The Waiting Is the Hardest Part
DatacenterDynamics notes in the above-mentioned article that “there are very few occasions when an industry breathes a sigh of relief because of a new tax. But after a year of debate, confusion and sitting on the fence, the UK data center industry did exactly that.” A similar problem—recently resolved in the U.K.—troubles the U.S. data center industry as well: what will the government do?
Because the future of regulations regarding carbon emissions is up in the air, data centers in the U.S. are unsure what to expect. If a costly tax is to be imposed on these emissions, as has been done in the U.K., then data center operators will likely wish to begin energy efficiency improvements sooner rather than later. But such improvements could turn out to be expensive, and the potential return on the investment will depend in large part on the requirements of potential regulations (the return on investment may be significantly less if no regulations are enacted, even though overall efficiency is increased).

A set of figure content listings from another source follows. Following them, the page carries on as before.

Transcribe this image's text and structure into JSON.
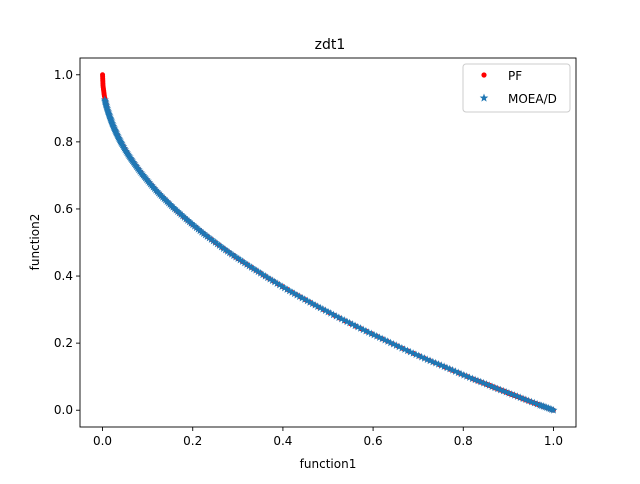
{
  "chart_data": {
    "type": "scatter",
    "title": "zdt1",
    "xlabel": "function1",
    "ylabel": "function2",
    "xlim": [
      -0.05,
      1.05
    ],
    "ylim": [
      -0.05,
      1.05
    ],
    "xticks": [
      0.0,
      0.2,
      0.4,
      0.6,
      0.8,
      1.0
    ],
    "xtick_labels": [
      "0.0",
      "0.2",
      "0.4",
      "0.6",
      "0.8",
      "1.0"
    ],
    "yticks": [
      0.0,
      0.2,
      0.4,
      0.6,
      0.8,
      1.0
    ],
    "ytick_labels": [
      "0.0",
      "0.2",
      "0.4",
      "0.6",
      "0.8",
      "1.0"
    ],
    "grid": false,
    "legend_position": "top-right",
    "series": [
      {
        "name": "PF",
        "marker": "circle",
        "color": "#ff0000",
        "x": [
          0.0,
          0.001,
          0.004,
          0.01,
          0.02,
          0.04,
          0.06,
          0.09,
          0.12,
          0.16,
          0.2,
          0.25,
          0.3,
          0.36,
          0.42,
          0.48,
          0.55,
          0.62,
          0.69,
          0.76,
          0.82,
          0.85,
          0.86,
          0.87,
          0.88,
          0.89,
          0.9,
          0.91,
          0.92,
          0.94,
          0.96,
          0.97,
          0.98,
          1.0
        ],
        "y": [
          1.0,
          0.968,
          0.937,
          0.9,
          0.859,
          0.8,
          0.755,
          0.7,
          0.654,
          0.6,
          0.553,
          0.5,
          0.452,
          0.4,
          0.352,
          0.307,
          0.258,
          0.213,
          0.169,
          0.128,
          0.094,
          0.078,
          0.073,
          0.067,
          0.062,
          0.057,
          0.051,
          0.046,
          0.041,
          0.03,
          0.02,
          0.015,
          0.01,
          0.0
        ]
      },
      {
        "name": "MOEA/D",
        "marker": "star",
        "color": "#1f77b4",
        "x": [
          0.005,
          0.008,
          0.012,
          0.016,
          0.02,
          0.025,
          0.03,
          0.036,
          0.042,
          0.05,
          0.058,
          0.066,
          0.075,
          0.085,
          0.095,
          0.106,
          0.118,
          0.13,
          0.143,
          0.156,
          0.17,
          0.185,
          0.2,
          0.216,
          0.232,
          0.25,
          0.268,
          0.286,
          0.305,
          0.325,
          0.345,
          0.366,
          0.387,
          0.409,
          0.431,
          0.454,
          0.477,
          0.5,
          0.524,
          0.548,
          0.572,
          0.596,
          0.62,
          0.645,
          0.67,
          0.695,
          0.72,
          0.745,
          0.77,
          0.795,
          0.82,
          0.845,
          0.87,
          0.895,
          0.92,
          0.945,
          0.97,
          0.985,
          1.0
        ],
        "y": [
          0.925,
          0.908,
          0.89,
          0.874,
          0.859,
          0.842,
          0.827,
          0.81,
          0.795,
          0.776,
          0.759,
          0.743,
          0.726,
          0.708,
          0.692,
          0.674,
          0.656,
          0.639,
          0.622,
          0.605,
          0.588,
          0.57,
          0.553,
          0.535,
          0.518,
          0.5,
          0.482,
          0.465,
          0.448,
          0.43,
          0.413,
          0.395,
          0.378,
          0.36,
          0.343,
          0.326,
          0.309,
          0.293,
          0.276,
          0.26,
          0.244,
          0.228,
          0.213,
          0.197,
          0.181,
          0.166,
          0.151,
          0.137,
          0.123,
          0.108,
          0.094,
          0.081,
          0.067,
          0.054,
          0.041,
          0.028,
          0.015,
          0.008,
          0.0
        ]
      }
    ]
  }
}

Given that a major election year in the U.S. (2012) has almost arrived, companies will likely get no better sense about new regulations for some time. Given the current precarious position of the economy, which is teetering on the edge of a second recession, the federal government is unlikely to add new taxes and regulations in this area—at least until after the election. Even then, however, the failure of “green jobs” and “clean energy” to catch on as an economic driver likely means little popular support for more environmental regulations. Furthermore, controversies surrounding climate change data have brought the entire matter of the danger of carbon emissions into question. (Granted, climate change proponents like to say that “the science is settled”; but why do they keep having to repeat themselves if that’s the case?)
The change in the U.K.’s CRC from a complicated cap-and-trade scheme to a simpler tax seems to be rather benign, but it may signal a change in attitudes regarding climate change and concomitant government regulations. Currently, the data center industry in the U.S. is in a state of uncertainty, as the future of such regulations is in doubt. Because data centers consume so much energy—and because energy is such a large portion of data center budgets—carbon emission regulation could be a tremendous blow to the industry. Despite the uncertainty, however, some signs seem to indicate that the climate change bubble may be bursting. How long this process would take, however, is uncertain, and the federal government may institute regulations and/or a tax anyway.